4. Euclidean algorithm (rolling and getting along)

Euclidean algorithm:

  • Algorithm for finding the maximum common divisor
  • The core idea of the algorithm: the maximum common divisor of two numbers is equal to the maximum common divisor of the smaller number and the remainder of the division of two numbers


  • Judge whether the score composed of two numbers is the simplest, that is, whether the maximum common divisor is 1
// pseudocode
function gcd(a,b):
	     while b!= 0:
            t = b
            b = a % b
            a = t
        return a

Recursive form

public int gcd(a,b){
     return b != 0? gcd(b,a%b): a;
  • expand

Another method of calculating the greatest common divisor of two numbers

Modified subtraction method

function gcd(a,b):
		 while true:
          if a> b:  a-=b
          else if a < b: b -=a
          else  return a

5. Grammatical problems

The global threshold in c + + can only declare and initialize variables

Cannot be used for assignment, operation, function call, etc

About initialization and assignment

  • Variables in a program can be declared multiple times, but can only be defined once
  • Only when the declared variable is also defined, the declaration can have an initialization type (only the definition can allocate storage space, and the initialization must have storage space to initialize)
  • Declaration + initialization is definition
  • Assignment is an operation.
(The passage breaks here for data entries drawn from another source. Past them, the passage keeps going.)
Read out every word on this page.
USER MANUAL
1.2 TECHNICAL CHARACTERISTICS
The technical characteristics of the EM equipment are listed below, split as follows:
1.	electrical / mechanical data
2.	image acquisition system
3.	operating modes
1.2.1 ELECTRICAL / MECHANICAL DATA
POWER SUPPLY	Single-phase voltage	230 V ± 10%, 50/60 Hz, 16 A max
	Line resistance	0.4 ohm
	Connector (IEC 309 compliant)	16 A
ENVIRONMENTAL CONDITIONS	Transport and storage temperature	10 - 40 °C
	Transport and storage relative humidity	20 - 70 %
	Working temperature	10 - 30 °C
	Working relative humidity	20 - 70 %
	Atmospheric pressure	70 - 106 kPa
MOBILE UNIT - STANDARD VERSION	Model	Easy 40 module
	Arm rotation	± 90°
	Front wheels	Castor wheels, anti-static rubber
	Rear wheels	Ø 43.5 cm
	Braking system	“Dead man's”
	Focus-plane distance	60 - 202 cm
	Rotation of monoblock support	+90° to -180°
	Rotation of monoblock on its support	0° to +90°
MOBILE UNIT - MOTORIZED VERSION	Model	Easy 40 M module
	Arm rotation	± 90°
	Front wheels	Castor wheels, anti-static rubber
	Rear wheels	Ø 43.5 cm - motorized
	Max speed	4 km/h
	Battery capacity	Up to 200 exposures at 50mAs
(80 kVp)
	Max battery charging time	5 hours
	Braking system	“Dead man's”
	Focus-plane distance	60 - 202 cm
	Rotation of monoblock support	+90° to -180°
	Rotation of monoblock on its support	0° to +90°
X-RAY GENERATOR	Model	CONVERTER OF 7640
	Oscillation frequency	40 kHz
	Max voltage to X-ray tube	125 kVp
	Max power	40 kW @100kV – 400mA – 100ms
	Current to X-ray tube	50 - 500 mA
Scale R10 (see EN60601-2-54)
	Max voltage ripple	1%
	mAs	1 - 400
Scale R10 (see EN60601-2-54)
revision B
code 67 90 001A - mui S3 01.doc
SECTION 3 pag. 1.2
The assignment equal sign is an operator from right to left. For global variables, it cannot be used for operation

Redundant parameter passing compilation warning problem

If the parameters passed in by the function are not used, the compilation will report a warning

Refer to the solution in redis code

How to anti-warning

// define a marco
#define REDIS_NOTUSED(V)  ((void) V)

// function
int function(int arg){

6. Restricted pointer

Restricted pointers, which usually appear in the declaration of pointers

int * restrict p;

If the object pointed to by pointer p needs to be modified later, the object will not be allowed to be accessed in any way other than pointer p

It will be added only when there are high performance requirements for the program


zip( iterables)*

Generate an iterator to recombine iteratable elements

Matrix is a two-dimensional matrix

zip(*matrix), which returns the elements of each column of a matrix matrix

# zip()
# Make an iterator that aggregates elements from each of the iterables.
def zip(*iterables):
    # zip('ABCD', 'xy') --> Ax By
    sentinel = object()
    iterators = [iter(it) for it in iterables]
    while iterators:
        result = []
        for it in iterators:
            elem = next(it, sentinel)
            if elem is sentinel:
        yield tuple(result)
>>> x = [1, 2, 3]
>>> y = [4, 5, 6]
>>> zipped = zip(x, y)
>>> list(zipped)
[(1, 4), (2, 5), (3, 6)]
>>> x2, y2 = zip(*zip(x, y))
>>> x == list(x2) and y == list(y2)


Delegating to a subgenerator

Allowing a generator to delegate part of its operations to another genrator

8. Thread

Thread through pthread_create function to create other threads

#include <pthread.h>

pthread_create(pthread_t *thread, const pthread_attr_t *attr,
         void *(*start_routine)(void *), void *arg);

Upon successful return, the newly created thread id will be set to the memory unit pointed to by the thread;

The new thread starts from start_ The address of the routine function starts running;

Mutex & conditional variable

  • mutex is essentially a lock. mutex is set (locked) when accessing the critical security of shared resources

  • Conditional variable is another synchronization mechanism available to threads. Conditional variable provides a place for multiple threads to meet

Conditional variables + mutexes are used together to allow threads to wait for specific conditions to occur in a non competitive manner

Condition variables are protected by mutexes. Threads must lock mutexes before changing the condition state

#include <pthread.h>
int pthread_cond_wait(pthread_cond_t *cond, pthread_mutex_t *mutex);
  • 1. Pass to pthread_ cond_ mutex of wait protects the condition
  • 2. The caller passes the locked mutex to the function
  • 3. The function places the caller on the thread list of the waiting condition and unlocks the mutex
  • 4. After the function returns, the mutex is locked again

9.fcntl sync

#include <fcntl.h>
// file control
int fcntl(int fildes, int cmd, ...);

Change the properties of an open file

Manipulate file descriptor

     sync -- force completion of pending disk writes (flush cache)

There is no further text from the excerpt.